When a snowstorm forces the Burdens to have an old-fashioned Christmas, members of the family, who themselves have been transplanted to the prairie, contribute items from their own "old countries": colored paper figures from Austria, ones that Otto's mother has sent him during the years, form a nativity scene under the tree, and Jim pastes Sunday School cards and advertising cards that he's brought from Virginia into a book for Yulka.
When Mr. Shimerda spends Christmas day with the Burdens, he seems to be in better spirits than they've seen him in a long time. "I suppose," Jim says, "in the crowded clutter of their cave, the old man had come to believe that peace and order had vanished from the earth, or existed only in the old world he had left so far behind."

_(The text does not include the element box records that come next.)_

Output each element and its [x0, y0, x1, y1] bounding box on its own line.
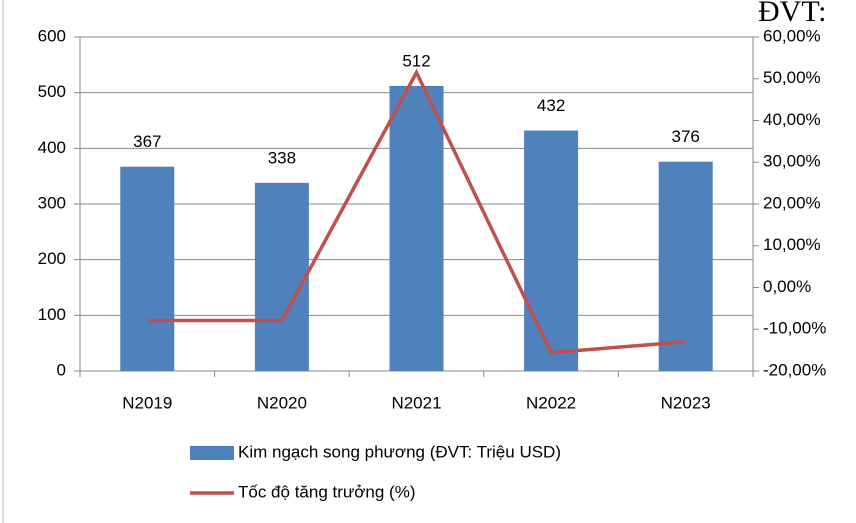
bar	[524, 130, 579, 371]
data-label: 376	[672, 127, 700, 146]
y-tick-label: 300	[38, 193, 66, 212]
y2-tick-label: 20,00%	[763, 193, 821, 212]
y2-tick-label: 10,00%	[763, 235, 821, 254]
bar	[120, 166, 175, 371]
unit-annotation: ĐVT:	[758, 0, 827, 28]
line	[147, 68, 686, 355]
legend-label: Tốc độ tăng trưởng (%)	[238, 482, 416, 501]
data-label: 512	[402, 51, 430, 70]
y2-tick-label: -20,00%	[763, 360, 826, 379]
y2-tick-label: -10,00%	[763, 319, 826, 338]
y-tick-label: 100	[38, 305, 66, 324]
x-tick-label: N2019	[122, 393, 172, 412]
bar	[254, 182, 309, 371]
legend-label: Kim ngạch song phương (ĐVT: Triệu USD)	[238, 442, 561, 461]
data-label: 432	[537, 96, 565, 115]
y-tick-label: 600	[38, 26, 66, 45]
x-tick-label: N2022	[526, 393, 576, 412]
x-tick-label: N2020	[257, 393, 307, 412]
bar	[389, 85, 444, 371]
bar	[658, 161, 713, 371]
data-label: 338	[268, 148, 296, 167]
y2-tick-label: 40,00%	[763, 110, 821, 129]
y2-tick-label: 0,00%	[763, 277, 811, 296]
data-label: 367	[133, 132, 161, 151]
y2-tick-label: 60,00%	[763, 26, 821, 45]
y-tick-label: 500	[38, 82, 66, 101]
y2-tick-label: 50,00%	[763, 68, 821, 87]
y-tick-label: 400	[38, 138, 66, 157]
y2-tick-label: 30,00%	[763, 152, 821, 171]
legend-swatch	[190, 446, 234, 460]
y-tick-label: 200	[38, 249, 66, 268]
y-tick-label: 0	[57, 360, 66, 379]
x-tick-label: N2023	[661, 393, 711, 412]
x-tick-label: N2021	[391, 393, 441, 412]
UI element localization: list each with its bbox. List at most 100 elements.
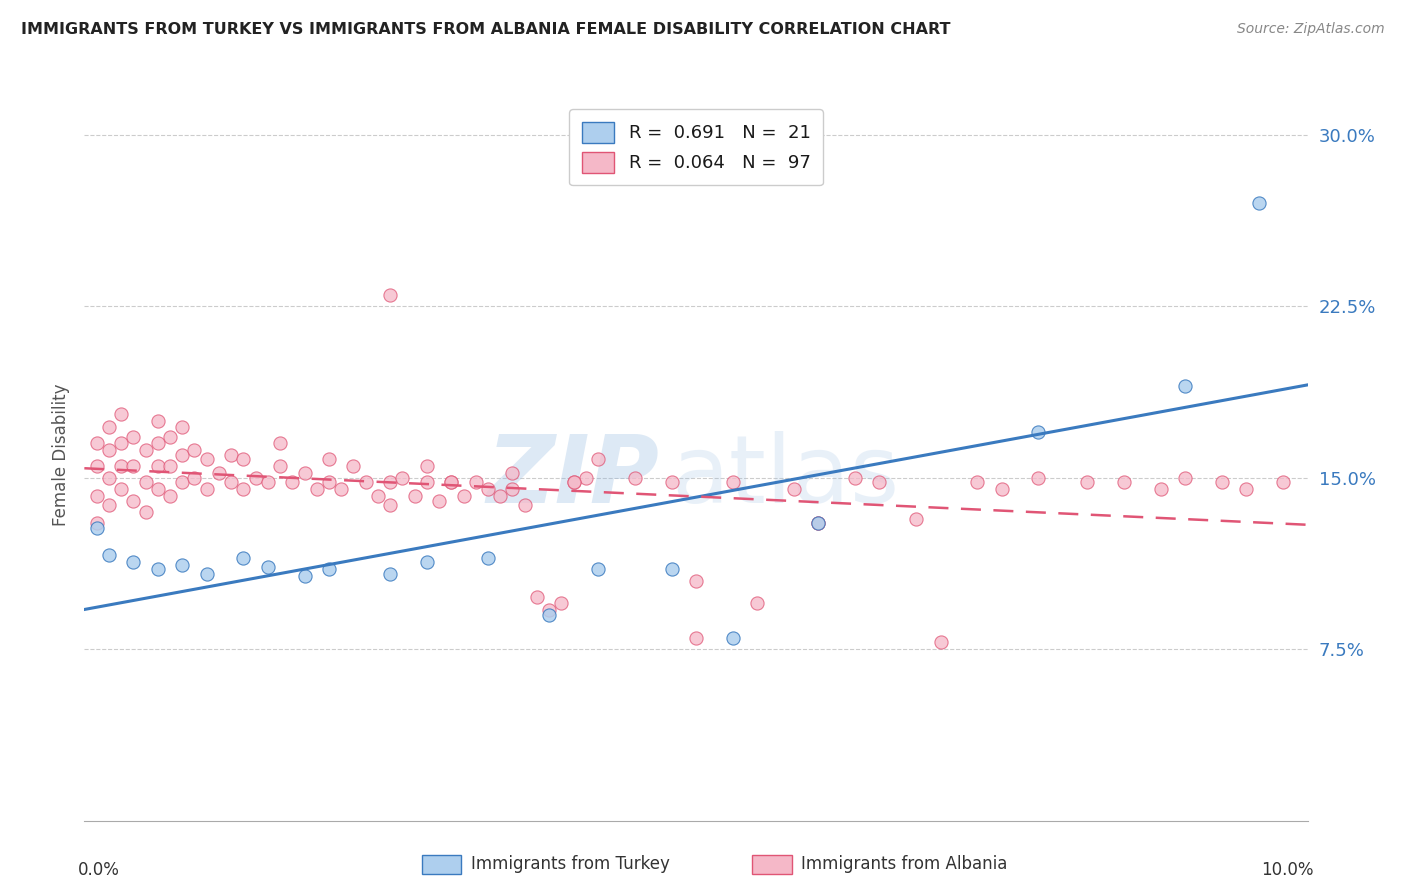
Point xyxy=(586,452,609,467)
Point xyxy=(172,448,194,462)
Point xyxy=(721,475,744,490)
Point xyxy=(1247,196,1270,211)
Point xyxy=(219,475,242,490)
Point xyxy=(146,482,169,496)
Text: Source: ZipAtlas.com: Source: ZipAtlas.com xyxy=(1237,22,1385,37)
Point xyxy=(575,471,598,485)
Point xyxy=(1211,475,1233,490)
Point xyxy=(97,498,120,512)
Point xyxy=(1174,379,1197,393)
Point xyxy=(86,521,108,535)
Point xyxy=(391,471,413,485)
Point xyxy=(538,603,561,617)
Point xyxy=(1028,425,1050,439)
Point xyxy=(416,459,439,474)
Point xyxy=(318,475,340,490)
Point xyxy=(869,475,891,490)
Point xyxy=(195,452,218,467)
Point xyxy=(1076,475,1098,490)
Point xyxy=(146,562,169,576)
Point xyxy=(807,516,830,531)
Point xyxy=(122,555,145,569)
Point xyxy=(110,482,132,496)
Text: ZIP: ZIP xyxy=(486,431,659,523)
Text: atlas: atlas xyxy=(672,431,900,523)
Point xyxy=(844,471,866,485)
Point xyxy=(991,482,1014,496)
Point xyxy=(1150,482,1173,496)
Point xyxy=(807,516,830,531)
Point xyxy=(342,459,364,474)
Point xyxy=(380,498,402,512)
Point xyxy=(146,414,169,428)
Point xyxy=(1174,471,1197,485)
Point xyxy=(354,475,377,490)
Point xyxy=(513,498,536,512)
Point xyxy=(195,566,218,581)
Point xyxy=(122,430,145,444)
Point xyxy=(807,516,830,531)
Point xyxy=(685,574,707,588)
Point xyxy=(172,475,194,490)
Point xyxy=(586,562,609,576)
Point xyxy=(464,475,486,490)
Point xyxy=(1272,475,1295,490)
Point xyxy=(416,475,439,490)
Point xyxy=(489,489,512,503)
Point xyxy=(86,436,108,450)
Point xyxy=(146,459,169,474)
Point xyxy=(183,443,205,458)
Point xyxy=(269,436,291,450)
Point xyxy=(232,452,254,467)
Point xyxy=(97,471,120,485)
Point xyxy=(380,566,402,581)
Point xyxy=(86,489,108,503)
Point xyxy=(330,482,353,496)
Point xyxy=(97,443,120,458)
Point xyxy=(110,436,132,450)
Point xyxy=(661,562,683,576)
Text: IMMIGRANTS FROM TURKEY VS IMMIGRANTS FROM ALBANIA FEMALE DISABILITY CORRELATION : IMMIGRANTS FROM TURKEY VS IMMIGRANTS FRO… xyxy=(21,22,950,37)
Point xyxy=(110,459,132,474)
Point xyxy=(440,475,463,490)
Point xyxy=(159,489,181,503)
Point xyxy=(257,560,280,574)
Point xyxy=(929,635,952,649)
Text: 10.0%: 10.0% xyxy=(1261,861,1313,879)
Point xyxy=(526,590,548,604)
Point xyxy=(318,452,340,467)
Point xyxy=(380,288,402,302)
Point xyxy=(416,555,439,569)
Point xyxy=(135,443,157,458)
Point xyxy=(367,489,389,503)
Point xyxy=(135,475,157,490)
Point xyxy=(661,475,683,490)
Point xyxy=(685,631,707,645)
Point xyxy=(257,475,280,490)
Point xyxy=(86,516,108,531)
Point xyxy=(135,505,157,519)
Point xyxy=(453,489,475,503)
Point xyxy=(294,467,316,481)
Point xyxy=(502,467,524,481)
Point xyxy=(97,420,120,434)
Point xyxy=(477,482,499,496)
Point xyxy=(97,549,120,563)
Text: Immigrants from Turkey: Immigrants from Turkey xyxy=(471,855,669,873)
Point xyxy=(294,569,316,583)
Point xyxy=(624,471,647,485)
Text: 0.0%: 0.0% xyxy=(79,861,120,879)
Point xyxy=(122,459,145,474)
Point xyxy=(183,471,205,485)
Point xyxy=(747,597,769,611)
Point xyxy=(172,420,194,434)
Point xyxy=(905,512,928,526)
Point xyxy=(146,436,169,450)
Point xyxy=(380,475,402,490)
Point xyxy=(269,459,291,474)
Point xyxy=(219,448,242,462)
Point xyxy=(550,597,572,611)
Point xyxy=(305,482,328,496)
Legend: R =  0.691   N =  21, R =  0.064   N =  97: R = 0.691 N = 21, R = 0.064 N = 97 xyxy=(569,109,823,186)
Point xyxy=(783,482,806,496)
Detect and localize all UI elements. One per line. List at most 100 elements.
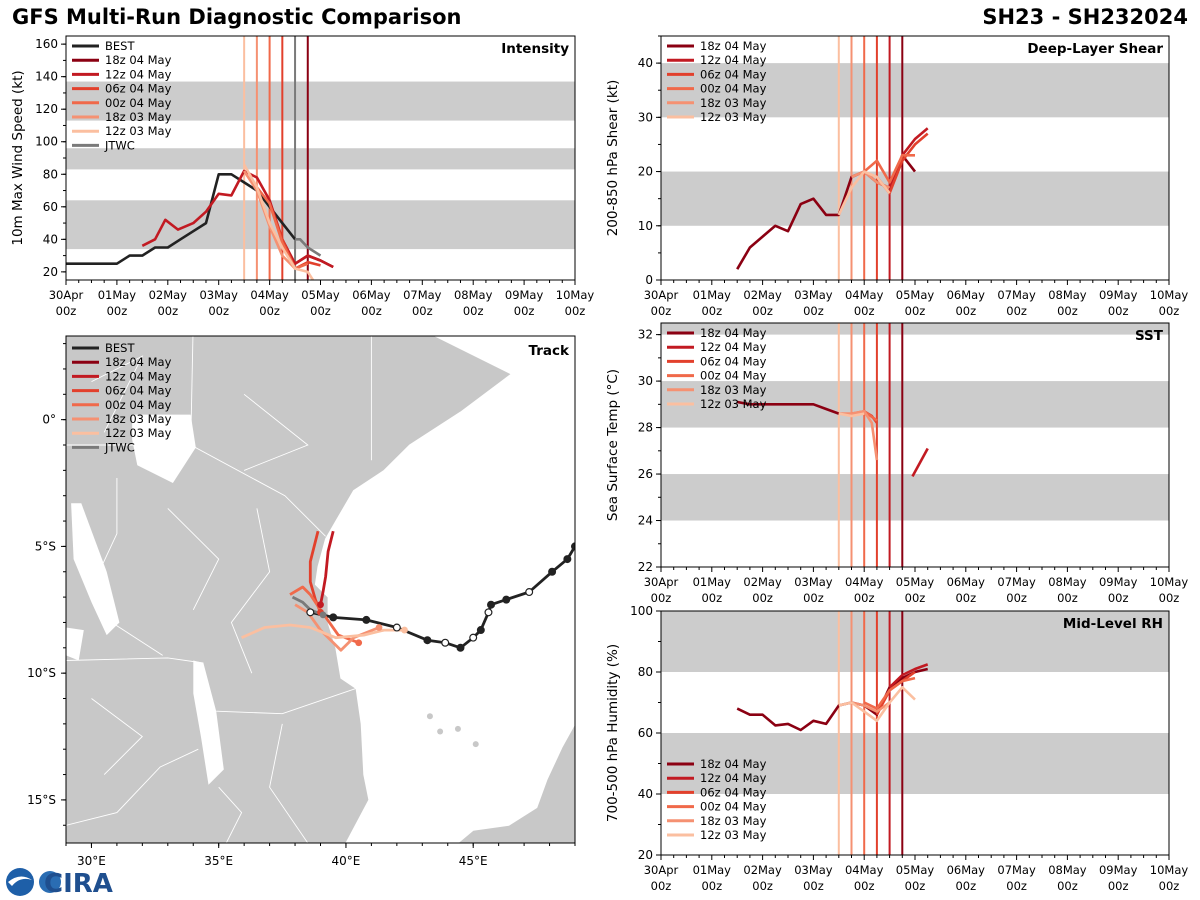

Here, Cather states the key problem of all immigrants: the preservation of enough of their household goods and customs so as to make life bearable in a new world. Mr. Shimerda kneels before the Burdens' Christmas tree in reverence to his God, and Grandfather Burden bows his head and Protestantizes the atmosphere, seeing his own notion of God. Each man must preserve his own vision.
Glossary
bobs knobs, or small polished wheels of solid felt or leather with rounded edges.
Bohemie Ántonia is trying to pronounce Bohemia, the American name for her country. The Bohemian word for Bohemia is Bohèma.
horse sense [Informal] common sense.
make up a purse take up a collection.
Mamenka Cather may have misspelled the familiar Bohemian word for mama, which is maminka.
pommel the rounded, upward-projecting front part of a saddle.
quinsy former term for tonsillitis, inflammation of the tonsils.